Nelle isole polinesiane le tradizioni vengono tramandate in maniera viva e vivace, gli anziani raccontano le leggende ai bimbi, che le danzano mentre gli adulti le cantano accompagnati da vari strumenti.
Il primo cittadino del remoto atollo di Amanu ha voluto accogliere i passeggeri dell’Aranui 5, il cargo misto su cui ero imbarcata, per rendere onore alla sua isola raccontando ai passeggeri la principale leggenda del posto.
Hikitake – questo è il nome del villaggio dell’atollo di Amanu – è il luogo dove tutto ha avuto inizio. È qui che Hina ha messo al mondo il figlio avuto con il dio Tagaroa.
Hina, in collera con i suoi genitori, Taiavaiva e Gaitua, si era allontanata da casa navigando sul dorso dalla balena e arrivando sull’isola dove viveva Tagaroa con varie donne. Hina, di eccezionale bellezza, suscitò immediatamente la gelosia delle rivali, che cercarono di ucciderla. La giovane chiese aiuto al fratello Terupemanu, il quale intervenne sterminando le rivali. Hina si ritirò così ad Amanu, a Hikitake dove partorì Tutu’ateatea, concepito con il dio Tagaroa. Fu Terupemanu a scegliere il nome del nipote.

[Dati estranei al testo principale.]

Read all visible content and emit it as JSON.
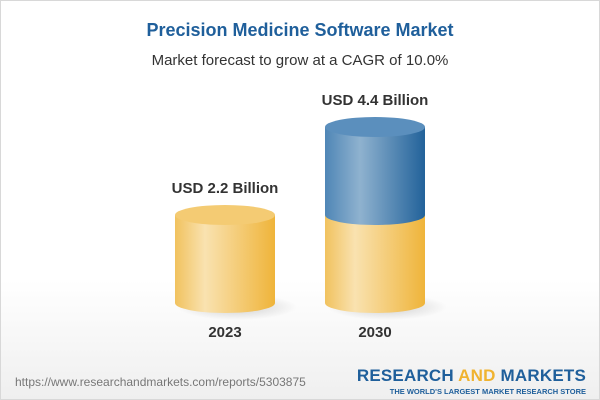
{
  "title": "Precision Medicine Software Market",
  "subtitle": "Market forecast to grow at a CAGR of 10.0%",
  "chart_data": {
    "type": "bar",
    "style": "3d-cylinder",
    "categories": [
      "2023",
      "2030"
    ],
    "values": [
      2.2,
      4.4
    ],
    "data_labels": [
      "USD 2.2 Billion",
      "USD 4.4 Billion"
    ],
    "unit": "USD Billion",
    "colors": {
      "base": "#f2c15a",
      "growth": "#3f7db0"
    }
  },
  "footer": {
    "url": "https://www.researchandmarkets.com/reports/5303875",
    "logo_part1": "RESEARCH ",
    "logo_part2": "AND",
    "logo_part3": " MARKETS",
    "tagline": "THE WORLD'S LARGEST MARKET RESEARCH STORE"
  }
}
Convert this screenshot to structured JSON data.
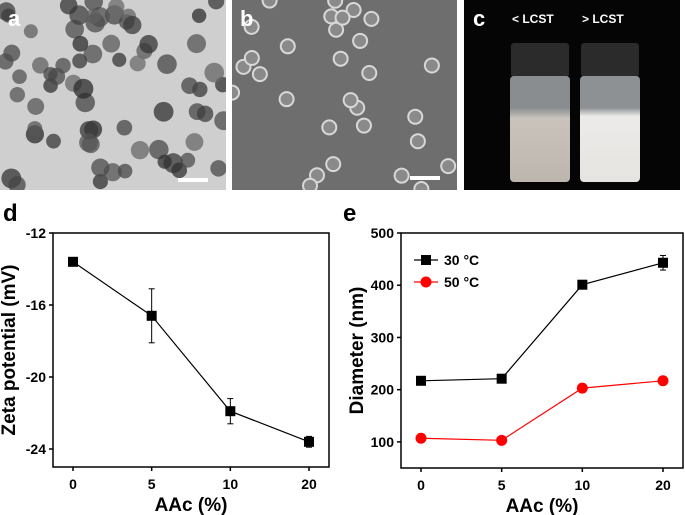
{
  "panels": {
    "a": {
      "label": "a"
    },
    "b": {
      "label": "b"
    },
    "c": {
      "label": "c",
      "vial_left": "< LCST",
      "vial_right": "> LCST"
    },
    "d": {
      "label": "d"
    },
    "e": {
      "label": "e"
    }
  },
  "chart_data": [
    {
      "type": "line",
      "panel": "d",
      "xlabel": "AAc (%)",
      "ylabel": "Zeta potential (mV)",
      "categories": [
        "0",
        "5",
        "10",
        "20"
      ],
      "ylim": [
        -25,
        -12
      ],
      "yticks": [
        "-12",
        "-16",
        "-20",
        "-24"
      ],
      "ytick_values": [
        -12,
        -16,
        -20,
        -24
      ],
      "grid": false,
      "series": [
        {
          "values": [
            -13.6,
            -16.6,
            -21.9,
            -23.6
          ],
          "errors": [
            0.15,
            1.5,
            0.7,
            0.3
          ],
          "color": "#000000",
          "marker": "square"
        }
      ]
    },
    {
      "type": "line",
      "panel": "e",
      "xlabel": "AAc (%)",
      "ylabel": "Diameter (nm)",
      "categories": [
        "0",
        "5",
        "10",
        "20"
      ],
      "ylim": [
        50,
        500
      ],
      "yticks": [
        "100",
        "200",
        "300",
        "400",
        "500"
      ],
      "ytick_values": [
        100,
        200,
        300,
        400,
        500
      ],
      "grid": false,
      "legend": "top-left",
      "series": [
        {
          "name": "30 °C",
          "values": [
            217,
            221,
            401,
            443
          ],
          "errors": [
            4,
            4,
            7,
            14
          ],
          "color": "#000000",
          "marker": "square"
        },
        {
          "name": "50 °C",
          "values": [
            107,
            103,
            203,
            217
          ],
          "errors": [
            5,
            5,
            5,
            5
          ],
          "color": "#ff0000",
          "marker": "circle"
        }
      ]
    }
  ]
}
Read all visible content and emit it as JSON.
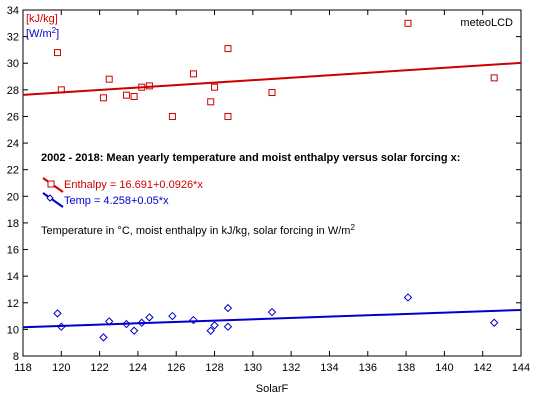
{
  "chart_data": {
    "type": "scatter",
    "title": "2002 - 2018: Mean yearly temperature and moist enthalpy versus solar forcing x:",
    "xlabel": "SolarF",
    "unit_enthalpy": "[kJ/kg]",
    "unit_solar": "[W/m",
    "unit_solar_sup": "2",
    "unit_solar_close": "]",
    "watermark": "meteoLCD",
    "note": "Temperature in °C, moist enthalpy in kJ/kg, solar forcing in W/m",
    "note_sup": "2",
    "xlim": [
      118,
      144
    ],
    "ylim": [
      8,
      34
    ],
    "xticks": [
      118,
      120,
      122,
      124,
      126,
      128,
      130,
      132,
      134,
      136,
      138,
      140,
      142,
      144
    ],
    "yticks": [
      8,
      10,
      12,
      14,
      16,
      18,
      20,
      22,
      24,
      26,
      28,
      30,
      32,
      34
    ],
    "grid": false,
    "colors": {
      "enthalpy": "#cc0000",
      "temp": "#0000cc",
      "text": "#000000"
    },
    "series": [
      {
        "name": "Enthalpy = 16.691+0.0926*x",
        "marker": "square",
        "fit": {
          "intercept": 16.691,
          "slope": 0.0926
        },
        "points": [
          [
            119.8,
            30.8
          ],
          [
            120.0,
            28.0
          ],
          [
            122.2,
            27.4
          ],
          [
            122.5,
            28.8
          ],
          [
            123.4,
            27.6
          ],
          [
            123.8,
            27.5
          ],
          [
            124.2,
            28.2
          ],
          [
            124.6,
            28.3
          ],
          [
            125.8,
            26.0
          ],
          [
            126.9,
            29.2
          ],
          [
            127.8,
            27.1
          ],
          [
            128.0,
            28.2
          ],
          [
            128.7,
            31.1
          ],
          [
            128.7,
            26.0
          ],
          [
            131.0,
            27.8
          ],
          [
            138.1,
            33.0
          ],
          [
            142.6,
            28.9
          ]
        ]
      },
      {
        "name": "Temp = 4.258+0.05*x",
        "marker": "diamond",
        "fit": {
          "intercept": 4.258,
          "slope": 0.05
        },
        "points": [
          [
            119.8,
            11.2
          ],
          [
            120.0,
            10.2
          ],
          [
            122.2,
            9.4
          ],
          [
            122.5,
            10.6
          ],
          [
            123.4,
            10.4
          ],
          [
            123.8,
            9.9
          ],
          [
            124.2,
            10.5
          ],
          [
            124.6,
            10.9
          ],
          [
            125.8,
            11.0
          ],
          [
            126.9,
            10.7
          ],
          [
            127.8,
            9.9
          ],
          [
            128.0,
            10.3
          ],
          [
            128.7,
            11.6
          ],
          [
            128.7,
            10.2
          ],
          [
            131.0,
            11.3
          ],
          [
            138.1,
            12.4
          ],
          [
            142.6,
            10.5
          ]
        ]
      }
    ]
  }
}
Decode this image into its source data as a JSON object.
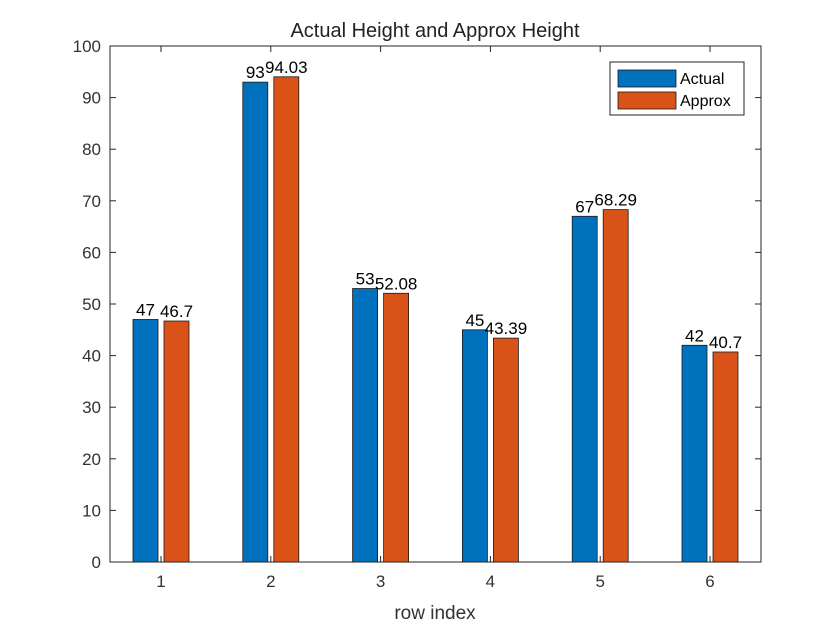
{
  "chart_data": {
    "type": "bar",
    "title": "Actual Height and Approx Height",
    "xlabel": "row index",
    "ylabel": "",
    "categories": [
      "1",
      "2",
      "3",
      "4",
      "5",
      "6"
    ],
    "series": [
      {
        "name": "Actual",
        "color": "#0072BD",
        "values": [
          47,
          93,
          53,
          45,
          67,
          42
        ],
        "labels": [
          "47",
          "93",
          "53",
          "45",
          "67",
          "42"
        ]
      },
      {
        "name": "Approx",
        "color": "#D95319",
        "values": [
          46.7,
          94.03,
          52.08,
          43.39,
          68.29,
          40.7
        ],
        "labels": [
          "46.7",
          "94.03",
          "52.08",
          "43.39",
          "68.29",
          "40.7"
        ]
      }
    ],
    "ylim": [
      0,
      100
    ],
    "yticks": [
      "0",
      "10",
      "20",
      "30",
      "40",
      "50",
      "60",
      "70",
      "80",
      "90",
      "100"
    ],
    "grid": false,
    "legend_position": "top-right"
  }
}
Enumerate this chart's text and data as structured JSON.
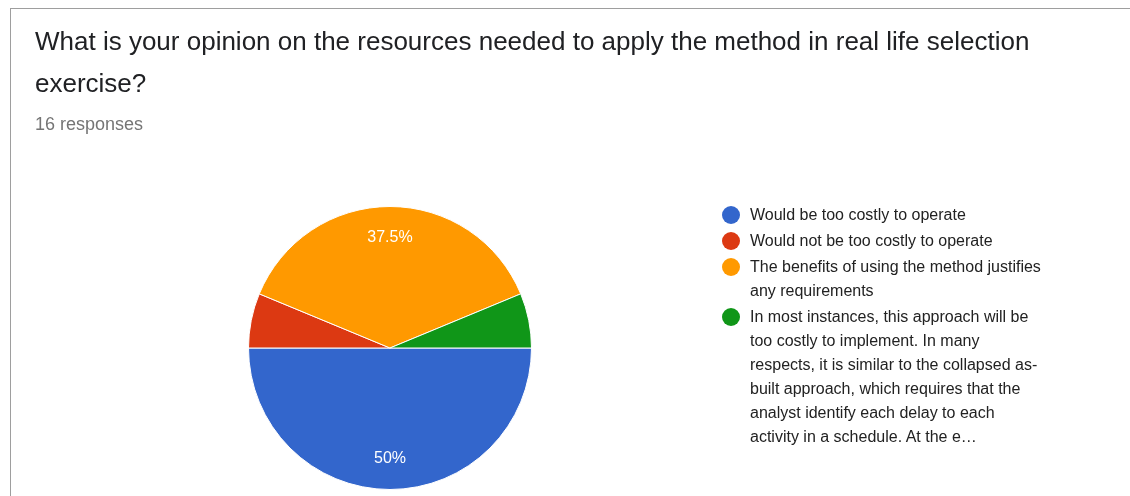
{
  "chart_data": {
    "type": "pie",
    "title": "What is your opinion on the resources needed to apply the method in real life selection exercise?",
    "subtitle": "16 responses",
    "categories": [
      "Would be too costly to operate",
      "Would not be too costly to operate",
      "The benefits of using the method justifies any requirements",
      "In most instances, this approach will be too costly to implement. In many respects, it is similar to the collapsed as-built approach, which requires that the analyst identify each delay to each activity in a schedule. At the e…"
    ],
    "values": [
      50,
      6.25,
      37.5,
      6.25
    ],
    "colors": [
      "#3366cc",
      "#dc3912",
      "#ff9900",
      "#109618"
    ],
    "value_labels": [
      "50%",
      null,
      "37.5%",
      null
    ],
    "legend": "right"
  }
}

Il nome dell’abitato deriva da hiki, offrire, e take, le origini, ed è proprio qui che tutto ha avuto inizio. La leggenda pone l’atollo di Amanu al centro del mondo, dandogli l’importanza che merita per la bellezza della sua natura. Per inciso, la versione classica di questo mito – nella quale Hina è figlia del dio e ne diventa la sposa – ha avuto un’influenza negativa sul popolo polinesiano, dove i processi per incesto sono frequenti: se lo ha fatto un dio, non posso forse farlo anche io?